Sedari tadi bola mataku berputar kesana kemari mengamati Atok Anjang dan Pa'cik yang tampak sibuk bersiap menunaikan shalat taraweh pertama di surau.
Derap langkah kaki Atok yang lalu lalang menimbulkan suara decitan di lantai lapuk ruang tengah. Wajah tuanya terlihat gusar karena sedari tadi ia tak berhasil menemukan mukena kesayangannya.
Kediaman Tok Anjang merupakan rumah panggung khas Melayu yang terbuat dari kayu dan beratapkan nilah kelapa kering. Tempat tinggal beliau sangatlah bersih dan lapang..
Suara decitan itu kembali terdengar dan membuatku tidak nyaman. Berisik!
Ku katupkan gerahamku rapat-rapat berusaha meredam rasa ngilu yang mulai menjalar di indera pendengaranku.
"Duh! Kapan mereka segera berangkat ke mesjid? Kenapa lama sekali?"Gerutuku dalam hati seraya mengawasi jam yang berdetik kasar.
"In, malam ini kau tidak usah ikut shalat di surau. Kau diam saja di rumah menjaga ni budak.- budak. Aku takut kalau mereka diajak ke mesjid bukannya beribadah malah membuat kacau!" Tutur Atok tegas. (Budak = anak kecil)
"Iya Tok, malam ini Iin taraweh di rumah saja" jawab ibu.
"Ai dan Mus, kalian harus menurut apa kata Ma'cik. Tidak boleh membantah dan jangan degil!" Ujung mata Atok menatap tajam ke arah cucunya yang tengah bersenda gurau di ruang tv. (Degil = nakal)
Tak ada suara jawaban dari sepupuku. Mereka tetap asik bercanda.

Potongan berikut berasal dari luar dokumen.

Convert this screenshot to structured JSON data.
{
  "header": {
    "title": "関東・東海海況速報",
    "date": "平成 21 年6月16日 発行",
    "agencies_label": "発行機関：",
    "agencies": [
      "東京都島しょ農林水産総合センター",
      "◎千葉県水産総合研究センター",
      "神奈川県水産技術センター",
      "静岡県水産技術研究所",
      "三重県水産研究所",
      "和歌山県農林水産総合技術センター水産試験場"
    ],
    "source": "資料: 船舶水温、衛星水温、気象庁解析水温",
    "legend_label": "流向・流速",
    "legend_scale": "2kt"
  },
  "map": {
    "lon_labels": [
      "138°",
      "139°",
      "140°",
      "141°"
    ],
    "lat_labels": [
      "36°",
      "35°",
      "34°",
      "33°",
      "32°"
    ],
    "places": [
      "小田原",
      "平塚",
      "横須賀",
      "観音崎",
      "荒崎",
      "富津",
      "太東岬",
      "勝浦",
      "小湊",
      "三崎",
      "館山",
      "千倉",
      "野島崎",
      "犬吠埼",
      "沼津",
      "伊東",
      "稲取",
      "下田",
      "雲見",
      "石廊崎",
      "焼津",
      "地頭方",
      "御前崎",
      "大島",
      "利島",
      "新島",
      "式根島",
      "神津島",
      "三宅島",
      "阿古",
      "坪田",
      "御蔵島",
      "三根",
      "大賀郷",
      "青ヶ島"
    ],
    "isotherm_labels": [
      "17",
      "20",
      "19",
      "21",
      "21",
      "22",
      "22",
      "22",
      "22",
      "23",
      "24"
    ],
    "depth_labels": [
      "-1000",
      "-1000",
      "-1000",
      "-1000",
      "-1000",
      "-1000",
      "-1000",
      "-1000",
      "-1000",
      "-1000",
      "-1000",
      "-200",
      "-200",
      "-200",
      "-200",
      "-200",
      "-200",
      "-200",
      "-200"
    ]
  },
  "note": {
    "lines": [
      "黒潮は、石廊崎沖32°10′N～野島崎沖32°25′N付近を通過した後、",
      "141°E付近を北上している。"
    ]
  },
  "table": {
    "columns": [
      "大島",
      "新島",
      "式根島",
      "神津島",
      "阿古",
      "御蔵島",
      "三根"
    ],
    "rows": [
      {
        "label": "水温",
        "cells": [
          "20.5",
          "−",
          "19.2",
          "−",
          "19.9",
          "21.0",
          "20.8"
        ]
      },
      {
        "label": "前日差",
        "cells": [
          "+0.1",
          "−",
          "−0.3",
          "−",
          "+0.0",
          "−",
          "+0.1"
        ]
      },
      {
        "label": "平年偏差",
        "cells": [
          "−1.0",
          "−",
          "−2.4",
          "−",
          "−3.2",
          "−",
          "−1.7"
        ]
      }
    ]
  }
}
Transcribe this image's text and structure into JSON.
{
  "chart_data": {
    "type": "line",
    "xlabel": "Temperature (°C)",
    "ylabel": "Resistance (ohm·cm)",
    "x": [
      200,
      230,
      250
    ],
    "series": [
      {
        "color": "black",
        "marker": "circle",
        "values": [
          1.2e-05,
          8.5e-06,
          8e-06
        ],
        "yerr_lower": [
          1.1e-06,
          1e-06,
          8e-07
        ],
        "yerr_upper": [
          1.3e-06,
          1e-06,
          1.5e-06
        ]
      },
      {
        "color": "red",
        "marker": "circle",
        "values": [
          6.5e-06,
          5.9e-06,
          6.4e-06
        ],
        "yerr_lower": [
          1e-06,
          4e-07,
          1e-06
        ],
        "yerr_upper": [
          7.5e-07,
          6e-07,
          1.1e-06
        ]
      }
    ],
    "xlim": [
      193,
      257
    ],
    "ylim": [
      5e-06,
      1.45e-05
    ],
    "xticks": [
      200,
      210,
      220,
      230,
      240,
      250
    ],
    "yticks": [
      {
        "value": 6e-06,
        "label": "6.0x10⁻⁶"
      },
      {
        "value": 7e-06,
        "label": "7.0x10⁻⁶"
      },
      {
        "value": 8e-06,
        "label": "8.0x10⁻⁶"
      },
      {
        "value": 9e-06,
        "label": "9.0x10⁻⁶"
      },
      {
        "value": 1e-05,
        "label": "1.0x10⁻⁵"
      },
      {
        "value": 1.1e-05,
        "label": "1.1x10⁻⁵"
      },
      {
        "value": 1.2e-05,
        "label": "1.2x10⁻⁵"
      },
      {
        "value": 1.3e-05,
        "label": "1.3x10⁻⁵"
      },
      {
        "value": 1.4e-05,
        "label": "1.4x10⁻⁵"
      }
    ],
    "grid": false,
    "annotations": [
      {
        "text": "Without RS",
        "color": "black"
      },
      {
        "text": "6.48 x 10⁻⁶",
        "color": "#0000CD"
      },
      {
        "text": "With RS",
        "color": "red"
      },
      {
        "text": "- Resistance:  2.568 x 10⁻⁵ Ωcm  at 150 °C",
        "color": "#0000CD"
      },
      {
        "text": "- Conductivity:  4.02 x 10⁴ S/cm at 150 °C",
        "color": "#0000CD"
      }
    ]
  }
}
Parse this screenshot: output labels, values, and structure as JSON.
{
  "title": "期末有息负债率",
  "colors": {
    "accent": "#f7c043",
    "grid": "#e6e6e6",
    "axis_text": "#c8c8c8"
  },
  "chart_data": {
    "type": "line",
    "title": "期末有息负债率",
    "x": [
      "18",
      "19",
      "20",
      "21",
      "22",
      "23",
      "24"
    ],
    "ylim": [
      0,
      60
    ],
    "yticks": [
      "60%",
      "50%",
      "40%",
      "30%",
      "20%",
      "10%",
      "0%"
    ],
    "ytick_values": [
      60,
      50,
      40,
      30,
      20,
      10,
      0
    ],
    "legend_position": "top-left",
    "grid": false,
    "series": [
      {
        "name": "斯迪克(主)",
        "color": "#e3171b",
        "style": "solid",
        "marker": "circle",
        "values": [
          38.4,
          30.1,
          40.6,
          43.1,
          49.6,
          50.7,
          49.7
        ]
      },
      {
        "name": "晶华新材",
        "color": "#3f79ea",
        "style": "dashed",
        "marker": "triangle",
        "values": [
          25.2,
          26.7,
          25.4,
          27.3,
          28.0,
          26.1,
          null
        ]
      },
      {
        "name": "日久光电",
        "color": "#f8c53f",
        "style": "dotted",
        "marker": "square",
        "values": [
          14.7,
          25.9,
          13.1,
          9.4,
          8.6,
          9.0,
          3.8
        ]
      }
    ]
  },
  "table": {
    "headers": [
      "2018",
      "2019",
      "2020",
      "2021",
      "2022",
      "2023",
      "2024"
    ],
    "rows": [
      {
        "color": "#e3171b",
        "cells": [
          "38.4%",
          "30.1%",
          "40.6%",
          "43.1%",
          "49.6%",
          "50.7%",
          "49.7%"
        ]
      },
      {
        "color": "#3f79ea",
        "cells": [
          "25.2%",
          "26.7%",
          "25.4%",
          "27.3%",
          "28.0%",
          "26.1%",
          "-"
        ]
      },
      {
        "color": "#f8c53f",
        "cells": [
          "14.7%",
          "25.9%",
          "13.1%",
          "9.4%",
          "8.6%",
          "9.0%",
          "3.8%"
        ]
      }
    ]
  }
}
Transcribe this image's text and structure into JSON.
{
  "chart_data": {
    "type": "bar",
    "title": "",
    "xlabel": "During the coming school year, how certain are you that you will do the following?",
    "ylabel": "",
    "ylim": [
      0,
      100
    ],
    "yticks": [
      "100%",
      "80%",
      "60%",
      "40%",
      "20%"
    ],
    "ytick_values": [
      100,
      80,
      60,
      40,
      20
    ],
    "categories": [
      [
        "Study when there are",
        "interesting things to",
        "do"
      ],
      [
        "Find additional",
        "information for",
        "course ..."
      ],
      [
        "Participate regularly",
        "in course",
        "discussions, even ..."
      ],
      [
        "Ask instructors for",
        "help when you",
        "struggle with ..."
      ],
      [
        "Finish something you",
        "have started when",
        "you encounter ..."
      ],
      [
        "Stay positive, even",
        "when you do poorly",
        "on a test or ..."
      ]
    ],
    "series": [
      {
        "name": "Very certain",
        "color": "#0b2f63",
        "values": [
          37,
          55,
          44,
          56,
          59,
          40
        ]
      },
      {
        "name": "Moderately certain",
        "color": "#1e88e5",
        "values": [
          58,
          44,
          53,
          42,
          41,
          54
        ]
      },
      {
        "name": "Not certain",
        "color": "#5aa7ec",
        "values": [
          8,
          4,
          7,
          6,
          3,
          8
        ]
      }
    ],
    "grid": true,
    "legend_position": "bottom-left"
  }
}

"HEI !!! Kuping kalian tak dengarkah apa yang ku cakap??" Radangnya dengan wajah merah padam.
Mendengar suara menggelegar yang keluar dari mulut Atok, serentak mereka berdua menoleh dan memasang senyum lebar.
"Iya Tok, kami akan menurut apa kata Ma'cik. Kami janji tak akan rusuh" sahut Mus, cucu tertuanya..
Kini ekor mata Atok menatap ke arah pria berperawakan kurus tinggi yang tengah duduk melamun di kursi santai.
"Ayo Rus, lekas kita berangkat ke surau. Jangan sampai nanti kita tak kebagian tempat. Taraweh pertama biasanya penuh"
Pamanku yang bernama Rusli mengangkat tubuhnya dari kursi kayu. Dengan langkah gontai, ia mengekor langkah orangtua yang berjalan tergesa-gesa di hadapannya. Derap kaki mereka menuju ke pintu ruang utama.
Setelah berpamitan dan mengucap salam, terdengar suara pintu kayu ditutup rapat.
Hening.
Sekarang hanya tinggal kami berempat di rumah yang elok ini.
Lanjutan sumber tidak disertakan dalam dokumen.